Is the Calm the F*ck Down parenting trend good advice or just another fad? Here is what our stay-at-home mom blogger thinks.
Follow along as Jennifer Pinarski shares her experiences about giving up her big city job and lifestyle to live in rural Ontario with her husband, while staying home to raise their two young children.
Over the weekend, a couple of friends sent me the recent Huffington Post article by dad blogger David Vienna. He discusses a new parenting technique he stumbled across that will revolutionize the way you parent. It's referred to as Calm the F*ck Down (CTFD), and there are just two steps to the method:
1. Calm the f*ck down.
2. There is no second step.
In his HuffPost Live interview, Vienna revealed to panelist Caitlyn Becker that his original decision to inform parents about the CTFD method came about because he found that most of us took developmental milestones too seriously. For example, he wrote, "[are] worried your friend's child has mastered the alphabet quicker than your child? Calm the f*ck down.”
Vienna's audience, however, either didn't share his sense of humour or just lacked common sense. Huffington Post user "sgillhoolley" writes:
“What's that, young Johnny is drinking draino?!? CTFD... you can always have another kid. Little Suzie has started selling herself in the washroom at school?!? CTFD, at least she is learning a trade. It takes a special kinda deluded to think that doing nothing is the best way to go."
And that was only one of the hundreds of comments pitching probable disasters — one of which included a reference to a child getting stuck in a wood chipper. Seriously, a wood chipper? Unless you’re a lumberjack, the odds of your child getting stuck in a wood chipper are slim. In fact, I know a lumberjack. Maybe it would shock some people to know that his children spend time at his wood lot and still have all their limbs attached.

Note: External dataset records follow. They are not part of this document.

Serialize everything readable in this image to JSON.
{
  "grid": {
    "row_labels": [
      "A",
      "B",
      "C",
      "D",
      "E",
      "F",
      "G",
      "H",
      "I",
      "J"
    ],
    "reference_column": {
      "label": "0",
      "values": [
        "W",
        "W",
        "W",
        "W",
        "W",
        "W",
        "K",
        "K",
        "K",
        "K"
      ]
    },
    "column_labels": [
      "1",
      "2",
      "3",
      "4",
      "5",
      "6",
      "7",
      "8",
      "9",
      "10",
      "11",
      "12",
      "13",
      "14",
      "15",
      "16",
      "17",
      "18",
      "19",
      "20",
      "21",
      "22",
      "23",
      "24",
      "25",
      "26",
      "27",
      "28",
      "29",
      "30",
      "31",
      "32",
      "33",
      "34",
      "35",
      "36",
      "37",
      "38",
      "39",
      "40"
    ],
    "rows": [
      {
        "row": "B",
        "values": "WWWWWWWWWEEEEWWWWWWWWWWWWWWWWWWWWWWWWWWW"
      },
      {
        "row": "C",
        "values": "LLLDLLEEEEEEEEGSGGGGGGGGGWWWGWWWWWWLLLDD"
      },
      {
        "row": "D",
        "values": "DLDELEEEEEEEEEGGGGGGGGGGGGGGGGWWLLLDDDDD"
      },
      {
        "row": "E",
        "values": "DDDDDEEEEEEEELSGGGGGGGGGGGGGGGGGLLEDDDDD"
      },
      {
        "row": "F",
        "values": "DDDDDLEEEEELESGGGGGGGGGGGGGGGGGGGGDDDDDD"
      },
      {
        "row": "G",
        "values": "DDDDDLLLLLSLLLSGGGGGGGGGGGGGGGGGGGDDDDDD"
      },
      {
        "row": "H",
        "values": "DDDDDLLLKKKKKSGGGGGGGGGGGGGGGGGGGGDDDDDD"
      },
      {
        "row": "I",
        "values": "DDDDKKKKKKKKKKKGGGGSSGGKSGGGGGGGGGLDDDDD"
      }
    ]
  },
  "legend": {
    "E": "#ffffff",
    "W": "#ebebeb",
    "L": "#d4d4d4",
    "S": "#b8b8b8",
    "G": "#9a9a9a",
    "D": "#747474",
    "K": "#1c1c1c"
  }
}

To me, the Calm the F*ck Down method is just another way to say "trust your gut." Granted, CTFD trumps "trust your gut" because it has a potty word in it, but the premise is the same. Gordon Marino, a philosophy professor at Olaf College and a panelist during Vienna’s interview, believes that humans are nurturing by instinct — which is, above all, what children really need.
If you’ve read my blog for awhile now or know me in real life, you’ll know that there is very little that I worry about. So, if there was such a thing as being an early adopter of CTFD, then I’m it.
I’ve written about letting my six-year-old son go into a men’s washroom by himself and allowing my daughter run around barefoot in public. And, without fail, there were a few parents who worried that my son would be sexually abused or that my daughter would step on a used hypodermic needle. But guess what? They haven’t, and I fully credit the simplicity of the CTFD method. For example, my son and I were in a family restaurant where we know the staff and regular customers. If we were at a truck stop on the side of the highway in a foreign country, I’d absolutely make him go in women’s washroom with me (and make sure that my daughter was wearing shoes), because my instinct is to protect my children from harm. Just as I’m sure that is your instinct as well. Today’s generation of kids will turn out just fine if we love them and allow them to be adventurous.
That being said, if you’re married to a lumberjack, just don't give your kids the manual for the wood chipper — instead, show them how to use it safely.